Bienvenue

Bienvenue sur le Blogue du CRL du Jeune Barreau de Montréal (JBM)! Ce blogue est dédié à la diffusion de contenu juridique pour tous les avocats du Québec et plus spécifiquement pour les membres du JBM. Le contenu est offert grâce à une communauté d'avocats bénévoles impliqués sur le Comité recherche et législation du JBM. Si vous désirez devenir auteur ou contribuer au succès de ce blogue, faites-nous part de votre intérêt.

vendredi 5 août 2011

Résumé SOQUIJ de la semaine: Propriété intellectuelle : La Cour d'appel réduit de presque la moitié les dommages-intérêts payables par ceux qui ont plagié l'oeuvre de Claude Robinson

La Cour d'appel réduit de 5 224 293 $ à 2 736 416 $ les dommages-intérêts payables par ceux qui ont plagié l'oeuvre de Claude Robinson; cette indemnité constitue un bon moyen de les punir et de les dissuader de recommencer, et elle dédommage adéquatement les victimes de ce plagiat. 


2011EXP-2382
Intitulé :  France Animation, s.a. c. Robinson, 2011 QCCA 1361
Juridiction :  Cour d'appel (C.A.), Montréal, 500-09-020014-098 et autres
Décision de :  Juges France Thibault, Benoît Morin et François Doyon
Date :  20 juillet 2011
Références :  SOQUIJ AZ-50771854, 2011EXP-2382, J.E. 2011-1327 (67 pages). Retenu pour publication dans le recueil [2011] R.J.Q.

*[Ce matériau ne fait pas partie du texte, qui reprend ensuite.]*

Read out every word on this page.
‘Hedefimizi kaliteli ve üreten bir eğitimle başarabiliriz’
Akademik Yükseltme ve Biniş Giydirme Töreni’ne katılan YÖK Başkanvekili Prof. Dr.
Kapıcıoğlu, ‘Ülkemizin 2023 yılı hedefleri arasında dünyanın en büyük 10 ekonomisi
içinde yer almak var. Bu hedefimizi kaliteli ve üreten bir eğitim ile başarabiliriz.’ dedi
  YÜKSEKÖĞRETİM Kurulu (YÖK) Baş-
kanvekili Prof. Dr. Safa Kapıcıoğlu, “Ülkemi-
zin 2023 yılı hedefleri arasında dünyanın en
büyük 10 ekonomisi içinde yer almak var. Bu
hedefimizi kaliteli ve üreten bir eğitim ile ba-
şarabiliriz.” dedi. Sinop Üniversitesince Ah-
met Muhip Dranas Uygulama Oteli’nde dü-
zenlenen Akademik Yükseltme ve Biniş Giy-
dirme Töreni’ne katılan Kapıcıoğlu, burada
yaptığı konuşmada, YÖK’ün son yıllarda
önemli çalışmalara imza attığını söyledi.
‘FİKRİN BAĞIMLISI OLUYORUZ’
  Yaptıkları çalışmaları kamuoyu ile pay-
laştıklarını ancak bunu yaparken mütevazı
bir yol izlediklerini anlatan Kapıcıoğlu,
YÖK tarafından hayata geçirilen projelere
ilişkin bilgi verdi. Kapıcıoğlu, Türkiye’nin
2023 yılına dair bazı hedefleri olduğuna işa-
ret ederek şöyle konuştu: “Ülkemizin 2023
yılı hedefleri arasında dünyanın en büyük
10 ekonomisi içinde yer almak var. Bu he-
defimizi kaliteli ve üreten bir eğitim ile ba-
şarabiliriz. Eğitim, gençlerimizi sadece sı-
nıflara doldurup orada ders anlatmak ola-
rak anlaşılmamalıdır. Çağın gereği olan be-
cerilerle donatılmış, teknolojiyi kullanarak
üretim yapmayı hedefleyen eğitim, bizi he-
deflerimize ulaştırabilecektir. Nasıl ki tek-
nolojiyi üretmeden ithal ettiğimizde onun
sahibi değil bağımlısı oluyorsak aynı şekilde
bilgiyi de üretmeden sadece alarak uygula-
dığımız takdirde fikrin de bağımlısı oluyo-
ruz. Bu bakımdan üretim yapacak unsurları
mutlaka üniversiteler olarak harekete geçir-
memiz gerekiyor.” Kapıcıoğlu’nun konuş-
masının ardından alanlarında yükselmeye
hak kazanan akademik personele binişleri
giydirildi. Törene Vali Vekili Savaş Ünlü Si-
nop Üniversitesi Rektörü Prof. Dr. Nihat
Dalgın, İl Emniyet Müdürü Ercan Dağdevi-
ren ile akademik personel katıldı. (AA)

PROPRIÉTÉ INTELLECTUELLE — droit d'auteur — oeuvre littéraire — personnage fictif — série télévisée — contrefaçon — caractère original — titularité — oeuvre inachevée — reprise substantielle de l'oeuvre — défense de création indépendante — responsabilité — producteur — dommages-intérêts — interprétation de l'article 35 (1985) de la Loi sur le droit d'auteur — profits — dommage exemplaire — honoraires extrajudiciaires.

RESPONSABILITÉ — responsabilité du fait personnel — producteur — distributeur — administrateur et dirigeant — série télévisée — contrefaçon — dommages-intérêts — profits — dommage exemplaire — honoraires extrajudiciaires.

DOMMAGE (ÉVALUATION) — dommage aux biens — perte de profits — dommages-intérêts compensatoires — série télévisée — contrefaçon — solidarité.

DOMMAGE (ÉVALUATION) — dommage exemplaire — droit d'auteur — contrefaçon — série télévisée — caractère punitif — solidarité.

DOMMAGE (ÉVALUATION) — dommage à la personne — dommages corporels — notions — perte non pécuniaire — perte de jouissance de la vie — préjudice psychologique — auteur — contrefaçon — oeuvre littéraire — série télévisée.

OBLIGATIONS — modalités — solidarité — responsabilité extracontractuelle — contrefaçon — droit d'auteur — perte de profits — dommage exemplaire — absence de solidarité.

OBLIGATIONS — exécution — indemnité additionnelle — dommages-intérêts — responsabilité extracontractuelle — contrefaçon — droit d'auteur — point de départ du calcul.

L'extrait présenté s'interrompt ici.